Algo particularmente fascinante vem do que os nossos avós abordam como “vocês agora passam a vida no computador, já nem se vêem uns aos outros”. As redes sociais são extremamente pragmáticas, claro, seria hipócrita afirmar o contrário, mas será que esta virtualização da nossa forma de estar não contribui também para o tipo de entretenimento preferencialmente consumido? Hoje os reality shows são um dos géneros televisivos mais distribuídos, atraindo milhões de espectadores, maioritariamente entre os millennials, grupo nascido entre 82 e 2004. Seja em parte por empatia com quem é filmado, seja por voyeurismo ou pelo mero prazer em assistir aos maus comportamentos e atitudes extremistas tomadas neste tipo de programas, estes surgem como alternativa à vivência da própria realidade e à experiência humana, que só é tao massivamente explicada pela já referida comodidade que a tecnologia trouxe para o dia-a-dia e a subsequente reformulação dos media.

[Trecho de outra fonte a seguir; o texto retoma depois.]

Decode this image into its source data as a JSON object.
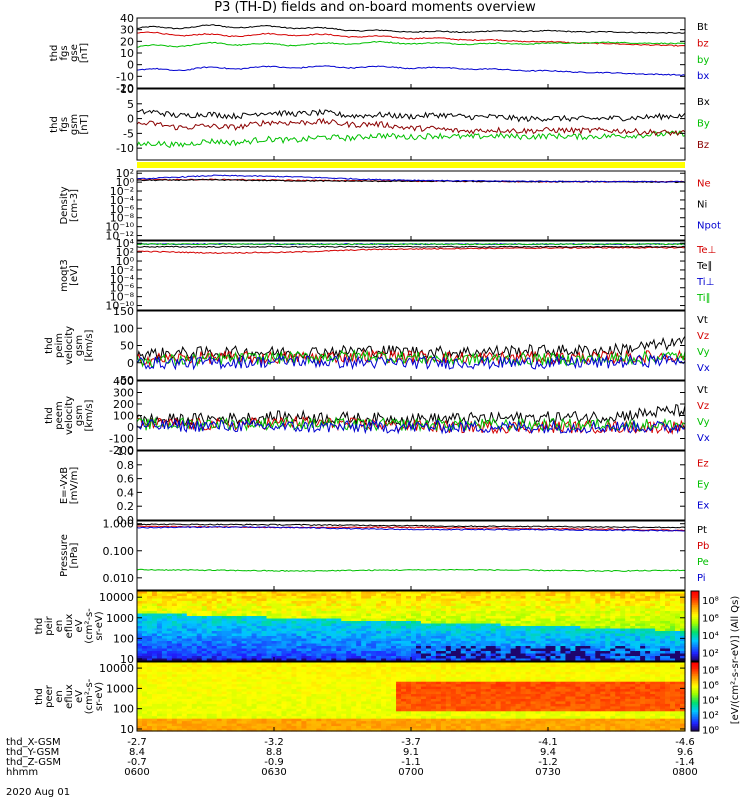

Pensemos agora como isto apela aos nossos ímpetos mais sensíveis. Poucos me serão os próximos de idade que não chegavam da escola prontos para ir ver a MTV. Este, um canal que para além de musica, exibia algumas das melhores séries juvenis, como Daria e Beavis and Butthead, ambas repletas de comentário social e cultural no seu roteiro, foi um dos pioneiros em render-se à febre dos reality shows. E ainda que esteja provado que muita gente gosta deste novo tipo de entretenimento, não se deixa de ressentir a total restituição do anterior.

Também na música esta facilidade no fluxo de informação exerceu um papel fulcral. Enquanto, até ao início dos 2000, havia uma certa “linearidade” naquilo que se ouvia – certamente não em género, que os anos noventa notabilizaram-se pela diversidade de música popularizada simultaneamente, do grunge dos Nirvana às boybands NSYNC e Backstreet Boys, do pop-rock amargurado da Alanis Morissette ao R&B empowering das TLC –, atualmente as tendências universais são não só muito mais fugazes, como ambíguas e diversificadas. A disponibilização de música online e a pesquisa autónoma permitiu o desenvolvimento de um palato auditivo único a cada um – o que é fenomenal para os artistas e o ouvinte –, contudo faz com que, não conseguindo compartilhar dos mesmos gostos contemporâneos, as pessoas recorram a um passado que sabem compartilhar.

Mas, justificações à parte, haverá mal em recordar só pelo prazer de emular algo que gostaríamos que tivesse durado mais? Certamente não. A transversalidade da cultura popular dos anos 90 significou que “pop” era pop, grunge, stoner e hip-hop, e à conta disso fazemos culto tanto ao Clueless e ao Cruel Intentions – com um dos soundtracks que melhor personifica a dita versatilidade musical da década –, como ao The Big Lebowski e ao Se7en. Deixamos para trás os ruins efeitos de Buffy – que ainda assim será para sempre uma melhor série de vampiros do que qualquer espécime de Twilight –, mas honramos o datado neo noir criminal, renovando as fantásticas Twin Peaks e The X-Files.

Por vezes é perturbante pensar na facilidade com que readaptamos a nossa rotina. Somos a geração que cresceu a rebobinar cassetes do Toy Story e a ligar para casa dos amigos quando voltava da escola, mas que vai agora aprender a fazer sopa em tutoriais do Youtube e não compreende a dificuldade dos pais em mexer no Facebook. Somos a geração que assistiu à popularidade da Gwen Stefani nos No Doubt e a solo. A geração que saltou no tempo. As festas que na nossa adolescência celebravam os anos 80, transformam-se agora em celebrações dos anos 90, e com isso pelo menos sabemos que não estamos a ficar velhos; estamos a ficar ícones.